Scott also found that users' tag-lists varied greatly, and were not related to the number of bookmarks a particular user had. In one case, a user's number of tags increased steadily as their number of bookmarks increased, while another user's number of tags stayed level. This points to definite personal styles for tagging.

Another of his points related to usage of new tags. For example, I may have been doing some research on Africa, so I have tagged all of my bookmarks with that tag. However, a few months later, I decide that I need to be more specific, and add a country tag as well. This additional level of classification poses the following problems:

  • I cannot search my old bookmarks for instances of the country tag
  • Adding a country tag to my existing bookmarks (which could be in the hundreds) could be extremely onerous.

Finally, he found that tag proportions over time tend to be stable for a particular bookmark. This means that, after approx. 100 bookmarks for a particular URL, each tag's frequency is nearly a fixed proportion of the total frequency of all tags used. So for example, a particular URL may have the tag 'dog', which will have a frequency of 30% of all tags used for that bookmark, regardless of how many bookmarks are added and tagged for the URL.

The implication from this result is that "after a relatively small number of bookmarks, a nascent consensus seems to form, one that is not affected by the addition of further tags."

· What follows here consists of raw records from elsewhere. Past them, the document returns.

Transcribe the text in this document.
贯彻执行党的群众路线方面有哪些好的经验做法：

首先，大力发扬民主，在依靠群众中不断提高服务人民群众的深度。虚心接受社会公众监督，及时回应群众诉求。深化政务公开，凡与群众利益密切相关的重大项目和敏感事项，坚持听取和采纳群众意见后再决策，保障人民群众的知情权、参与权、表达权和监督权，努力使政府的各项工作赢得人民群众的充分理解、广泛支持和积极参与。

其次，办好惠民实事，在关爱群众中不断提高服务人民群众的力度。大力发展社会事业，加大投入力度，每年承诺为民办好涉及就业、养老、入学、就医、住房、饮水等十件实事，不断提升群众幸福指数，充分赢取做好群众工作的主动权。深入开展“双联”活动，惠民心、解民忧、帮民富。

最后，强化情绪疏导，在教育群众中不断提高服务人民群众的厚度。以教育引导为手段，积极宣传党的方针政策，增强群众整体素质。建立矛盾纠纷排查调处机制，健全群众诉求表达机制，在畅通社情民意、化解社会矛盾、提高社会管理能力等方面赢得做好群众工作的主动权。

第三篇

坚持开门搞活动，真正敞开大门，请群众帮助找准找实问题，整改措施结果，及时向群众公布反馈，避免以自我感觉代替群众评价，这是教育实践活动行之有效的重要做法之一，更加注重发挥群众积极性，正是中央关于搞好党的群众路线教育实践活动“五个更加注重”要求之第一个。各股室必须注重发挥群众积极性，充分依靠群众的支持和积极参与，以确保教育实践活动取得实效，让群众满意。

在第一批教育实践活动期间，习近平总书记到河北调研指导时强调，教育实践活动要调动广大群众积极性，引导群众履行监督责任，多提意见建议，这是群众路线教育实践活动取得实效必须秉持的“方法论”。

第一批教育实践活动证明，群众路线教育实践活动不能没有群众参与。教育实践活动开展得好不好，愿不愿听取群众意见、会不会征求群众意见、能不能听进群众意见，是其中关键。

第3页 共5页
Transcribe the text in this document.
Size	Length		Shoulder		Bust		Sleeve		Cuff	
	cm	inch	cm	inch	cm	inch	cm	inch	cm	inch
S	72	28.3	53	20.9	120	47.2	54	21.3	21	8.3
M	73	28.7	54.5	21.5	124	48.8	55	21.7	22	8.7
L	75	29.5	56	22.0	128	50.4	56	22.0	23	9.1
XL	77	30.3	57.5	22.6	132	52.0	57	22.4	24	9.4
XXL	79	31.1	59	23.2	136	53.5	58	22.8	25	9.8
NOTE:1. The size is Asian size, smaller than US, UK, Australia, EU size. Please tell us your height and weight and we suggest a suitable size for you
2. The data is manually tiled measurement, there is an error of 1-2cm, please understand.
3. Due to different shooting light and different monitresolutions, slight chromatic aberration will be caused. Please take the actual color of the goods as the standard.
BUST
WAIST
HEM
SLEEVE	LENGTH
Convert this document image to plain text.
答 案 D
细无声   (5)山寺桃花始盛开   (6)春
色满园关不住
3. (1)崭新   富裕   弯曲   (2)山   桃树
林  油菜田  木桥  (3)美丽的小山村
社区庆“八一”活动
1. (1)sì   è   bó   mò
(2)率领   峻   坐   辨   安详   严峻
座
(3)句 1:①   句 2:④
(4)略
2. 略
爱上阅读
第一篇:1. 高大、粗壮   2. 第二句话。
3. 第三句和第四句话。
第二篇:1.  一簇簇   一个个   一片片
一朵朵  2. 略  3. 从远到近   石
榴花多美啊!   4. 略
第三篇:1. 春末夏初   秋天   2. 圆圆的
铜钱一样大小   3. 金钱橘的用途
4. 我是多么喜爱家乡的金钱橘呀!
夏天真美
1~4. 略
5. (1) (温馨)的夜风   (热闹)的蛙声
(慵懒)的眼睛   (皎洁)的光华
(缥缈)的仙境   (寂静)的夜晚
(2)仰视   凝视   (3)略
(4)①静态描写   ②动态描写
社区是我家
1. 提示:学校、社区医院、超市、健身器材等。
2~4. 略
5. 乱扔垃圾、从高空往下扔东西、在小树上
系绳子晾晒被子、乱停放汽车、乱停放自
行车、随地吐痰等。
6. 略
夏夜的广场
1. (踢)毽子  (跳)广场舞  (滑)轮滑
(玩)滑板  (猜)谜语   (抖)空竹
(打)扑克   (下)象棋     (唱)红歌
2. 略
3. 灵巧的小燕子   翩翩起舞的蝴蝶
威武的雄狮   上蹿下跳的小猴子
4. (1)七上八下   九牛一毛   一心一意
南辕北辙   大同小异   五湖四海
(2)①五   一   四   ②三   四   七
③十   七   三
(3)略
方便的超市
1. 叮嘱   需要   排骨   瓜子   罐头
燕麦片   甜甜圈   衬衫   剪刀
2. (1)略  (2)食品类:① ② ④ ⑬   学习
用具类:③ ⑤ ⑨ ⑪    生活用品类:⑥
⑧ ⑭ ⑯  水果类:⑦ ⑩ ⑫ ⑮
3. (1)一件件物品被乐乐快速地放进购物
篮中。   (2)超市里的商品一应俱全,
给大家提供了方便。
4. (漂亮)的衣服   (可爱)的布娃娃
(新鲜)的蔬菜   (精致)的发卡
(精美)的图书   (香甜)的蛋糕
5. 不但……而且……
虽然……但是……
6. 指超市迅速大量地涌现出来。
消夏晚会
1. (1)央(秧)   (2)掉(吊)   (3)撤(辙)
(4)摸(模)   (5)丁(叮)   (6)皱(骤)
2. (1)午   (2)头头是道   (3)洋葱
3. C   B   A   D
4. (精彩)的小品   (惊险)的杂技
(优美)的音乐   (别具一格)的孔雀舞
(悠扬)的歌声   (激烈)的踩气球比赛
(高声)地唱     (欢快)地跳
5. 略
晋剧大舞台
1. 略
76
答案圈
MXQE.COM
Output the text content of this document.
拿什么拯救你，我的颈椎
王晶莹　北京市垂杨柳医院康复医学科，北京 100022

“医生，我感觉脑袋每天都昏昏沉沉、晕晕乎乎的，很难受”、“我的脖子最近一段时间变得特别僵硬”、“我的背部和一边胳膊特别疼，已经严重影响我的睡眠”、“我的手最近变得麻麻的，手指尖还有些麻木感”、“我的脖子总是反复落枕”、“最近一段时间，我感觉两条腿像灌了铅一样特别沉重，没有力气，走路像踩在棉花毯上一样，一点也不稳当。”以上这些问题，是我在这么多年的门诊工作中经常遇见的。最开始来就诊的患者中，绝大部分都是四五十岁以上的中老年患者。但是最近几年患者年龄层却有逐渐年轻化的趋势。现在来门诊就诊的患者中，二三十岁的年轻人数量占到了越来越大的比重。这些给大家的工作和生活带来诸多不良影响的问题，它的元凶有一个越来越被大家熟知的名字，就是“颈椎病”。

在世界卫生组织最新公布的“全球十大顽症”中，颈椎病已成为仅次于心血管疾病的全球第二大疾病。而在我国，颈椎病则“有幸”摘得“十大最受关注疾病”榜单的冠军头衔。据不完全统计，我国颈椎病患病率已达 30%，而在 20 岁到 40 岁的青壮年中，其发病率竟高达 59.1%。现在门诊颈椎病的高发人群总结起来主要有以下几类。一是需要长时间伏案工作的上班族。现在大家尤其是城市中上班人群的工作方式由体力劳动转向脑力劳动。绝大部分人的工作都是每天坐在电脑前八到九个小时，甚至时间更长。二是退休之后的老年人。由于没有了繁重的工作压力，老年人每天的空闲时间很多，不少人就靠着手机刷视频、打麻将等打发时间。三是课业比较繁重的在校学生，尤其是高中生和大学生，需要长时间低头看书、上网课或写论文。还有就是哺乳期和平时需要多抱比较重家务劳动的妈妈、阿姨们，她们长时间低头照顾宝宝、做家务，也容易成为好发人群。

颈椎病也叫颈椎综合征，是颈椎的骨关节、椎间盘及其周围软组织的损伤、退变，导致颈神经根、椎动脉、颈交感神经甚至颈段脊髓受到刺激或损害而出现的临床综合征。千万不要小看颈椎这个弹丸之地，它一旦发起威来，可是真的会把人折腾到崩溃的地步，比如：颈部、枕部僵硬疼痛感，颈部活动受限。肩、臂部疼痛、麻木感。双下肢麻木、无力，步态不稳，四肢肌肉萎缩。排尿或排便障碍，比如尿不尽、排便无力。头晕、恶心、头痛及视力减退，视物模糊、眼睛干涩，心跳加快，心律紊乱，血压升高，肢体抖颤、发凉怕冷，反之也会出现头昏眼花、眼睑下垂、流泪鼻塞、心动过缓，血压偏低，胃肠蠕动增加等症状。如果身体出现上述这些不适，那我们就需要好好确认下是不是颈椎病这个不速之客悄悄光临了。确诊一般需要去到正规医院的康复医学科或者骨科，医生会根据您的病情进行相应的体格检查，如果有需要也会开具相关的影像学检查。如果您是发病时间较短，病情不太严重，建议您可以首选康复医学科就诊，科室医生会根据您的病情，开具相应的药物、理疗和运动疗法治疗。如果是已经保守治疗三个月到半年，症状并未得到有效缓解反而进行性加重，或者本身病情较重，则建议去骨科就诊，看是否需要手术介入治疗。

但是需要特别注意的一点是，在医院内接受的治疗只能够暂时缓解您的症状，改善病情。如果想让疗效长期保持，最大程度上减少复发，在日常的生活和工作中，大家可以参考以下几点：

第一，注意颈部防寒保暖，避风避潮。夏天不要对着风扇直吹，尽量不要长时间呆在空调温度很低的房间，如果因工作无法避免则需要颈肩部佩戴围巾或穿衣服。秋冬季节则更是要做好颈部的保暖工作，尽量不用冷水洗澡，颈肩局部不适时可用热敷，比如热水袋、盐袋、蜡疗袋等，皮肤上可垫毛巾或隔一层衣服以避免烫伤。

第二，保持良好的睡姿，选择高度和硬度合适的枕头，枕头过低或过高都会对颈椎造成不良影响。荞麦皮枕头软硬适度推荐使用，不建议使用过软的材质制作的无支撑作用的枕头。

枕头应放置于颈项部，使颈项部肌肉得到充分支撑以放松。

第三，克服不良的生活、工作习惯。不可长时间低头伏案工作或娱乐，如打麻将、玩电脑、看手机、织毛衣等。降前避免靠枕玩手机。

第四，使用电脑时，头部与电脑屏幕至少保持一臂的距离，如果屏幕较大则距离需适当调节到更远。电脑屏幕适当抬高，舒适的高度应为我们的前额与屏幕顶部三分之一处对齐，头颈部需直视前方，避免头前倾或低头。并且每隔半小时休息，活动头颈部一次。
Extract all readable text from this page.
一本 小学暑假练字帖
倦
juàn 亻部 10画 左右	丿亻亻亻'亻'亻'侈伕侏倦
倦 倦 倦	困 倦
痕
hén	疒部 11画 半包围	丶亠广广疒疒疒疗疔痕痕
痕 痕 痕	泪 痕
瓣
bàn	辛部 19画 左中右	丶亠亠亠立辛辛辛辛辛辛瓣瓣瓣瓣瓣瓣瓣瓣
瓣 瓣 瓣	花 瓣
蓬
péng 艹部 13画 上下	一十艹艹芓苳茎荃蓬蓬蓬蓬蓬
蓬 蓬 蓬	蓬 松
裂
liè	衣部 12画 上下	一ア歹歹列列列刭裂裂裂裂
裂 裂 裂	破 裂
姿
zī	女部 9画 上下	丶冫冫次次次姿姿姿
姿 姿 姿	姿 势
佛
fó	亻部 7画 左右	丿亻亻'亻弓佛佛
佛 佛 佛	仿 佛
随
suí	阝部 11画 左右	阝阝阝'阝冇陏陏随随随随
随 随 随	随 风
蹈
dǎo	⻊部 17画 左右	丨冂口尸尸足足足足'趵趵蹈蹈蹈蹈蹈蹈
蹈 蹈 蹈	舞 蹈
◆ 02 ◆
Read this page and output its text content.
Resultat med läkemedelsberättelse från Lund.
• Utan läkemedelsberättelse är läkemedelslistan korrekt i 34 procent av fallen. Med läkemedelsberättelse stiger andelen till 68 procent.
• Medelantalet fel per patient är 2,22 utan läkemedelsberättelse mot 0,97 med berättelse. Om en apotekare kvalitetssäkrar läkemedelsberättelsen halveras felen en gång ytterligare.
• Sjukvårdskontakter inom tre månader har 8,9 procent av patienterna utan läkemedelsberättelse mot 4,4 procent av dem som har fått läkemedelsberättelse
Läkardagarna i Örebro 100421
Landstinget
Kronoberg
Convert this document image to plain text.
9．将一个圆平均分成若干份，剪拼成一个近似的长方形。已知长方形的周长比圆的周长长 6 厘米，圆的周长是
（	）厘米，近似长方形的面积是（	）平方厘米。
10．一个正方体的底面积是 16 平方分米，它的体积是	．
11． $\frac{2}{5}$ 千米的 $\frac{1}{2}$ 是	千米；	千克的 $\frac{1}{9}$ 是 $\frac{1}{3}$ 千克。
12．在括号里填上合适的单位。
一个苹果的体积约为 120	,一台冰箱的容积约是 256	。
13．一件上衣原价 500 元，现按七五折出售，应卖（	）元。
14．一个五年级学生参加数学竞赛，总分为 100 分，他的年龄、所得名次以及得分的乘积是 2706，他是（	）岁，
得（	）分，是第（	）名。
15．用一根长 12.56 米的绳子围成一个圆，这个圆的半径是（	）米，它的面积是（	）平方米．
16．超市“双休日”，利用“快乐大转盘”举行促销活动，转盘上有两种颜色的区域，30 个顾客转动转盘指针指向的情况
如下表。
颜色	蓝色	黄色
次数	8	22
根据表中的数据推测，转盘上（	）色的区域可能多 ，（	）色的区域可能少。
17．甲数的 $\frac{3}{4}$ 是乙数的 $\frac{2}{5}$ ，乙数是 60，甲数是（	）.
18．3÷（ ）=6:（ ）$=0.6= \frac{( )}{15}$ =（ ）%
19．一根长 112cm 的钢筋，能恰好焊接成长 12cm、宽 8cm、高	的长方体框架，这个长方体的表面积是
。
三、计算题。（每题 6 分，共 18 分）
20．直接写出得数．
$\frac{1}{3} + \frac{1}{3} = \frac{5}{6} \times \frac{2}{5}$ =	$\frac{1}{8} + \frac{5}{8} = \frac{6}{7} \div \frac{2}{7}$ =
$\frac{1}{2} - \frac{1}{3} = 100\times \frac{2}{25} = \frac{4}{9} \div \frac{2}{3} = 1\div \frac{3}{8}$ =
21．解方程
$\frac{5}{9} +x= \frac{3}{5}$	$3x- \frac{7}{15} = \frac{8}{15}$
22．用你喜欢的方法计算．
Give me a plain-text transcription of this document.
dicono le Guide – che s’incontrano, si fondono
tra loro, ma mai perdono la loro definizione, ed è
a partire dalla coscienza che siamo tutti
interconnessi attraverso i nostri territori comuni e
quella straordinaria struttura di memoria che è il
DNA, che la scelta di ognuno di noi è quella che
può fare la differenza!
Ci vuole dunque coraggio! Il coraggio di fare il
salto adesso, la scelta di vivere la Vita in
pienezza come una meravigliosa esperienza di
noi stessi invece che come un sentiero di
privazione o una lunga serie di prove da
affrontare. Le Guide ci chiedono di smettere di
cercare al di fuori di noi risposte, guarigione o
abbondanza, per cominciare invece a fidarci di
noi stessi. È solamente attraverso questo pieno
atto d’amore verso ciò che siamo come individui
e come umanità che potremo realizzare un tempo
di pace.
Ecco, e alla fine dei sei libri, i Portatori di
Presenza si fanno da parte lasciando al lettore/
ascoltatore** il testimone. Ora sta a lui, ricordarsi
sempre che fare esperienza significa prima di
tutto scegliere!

Some of the questions I am asking myself after the session are:

  • Do I tag for myself or for others? In the case of bookmarking, it is mostly for myself, but what about tagging my blog entries - is it so I can find them more easily later and selectively filter, or do I tag to make it easier for others to find my information? And if I do tag for others, do I tag with a specific audience in mind, and does that intended audience then define to some degree the tags that I use?
  • My own set of tags is evolving over time, based on my experiences. What is my responsibility for updating the tags of any previous content that I have tagged, should I decide to split a particular tag up into 2 or 3 different tags? On the one hand, the thought of inconsistency makes me uneasy. On the other hand, maybe I just have to accept the evolution of one's tag set, and consider the older tags as a snapshot of my state at that time.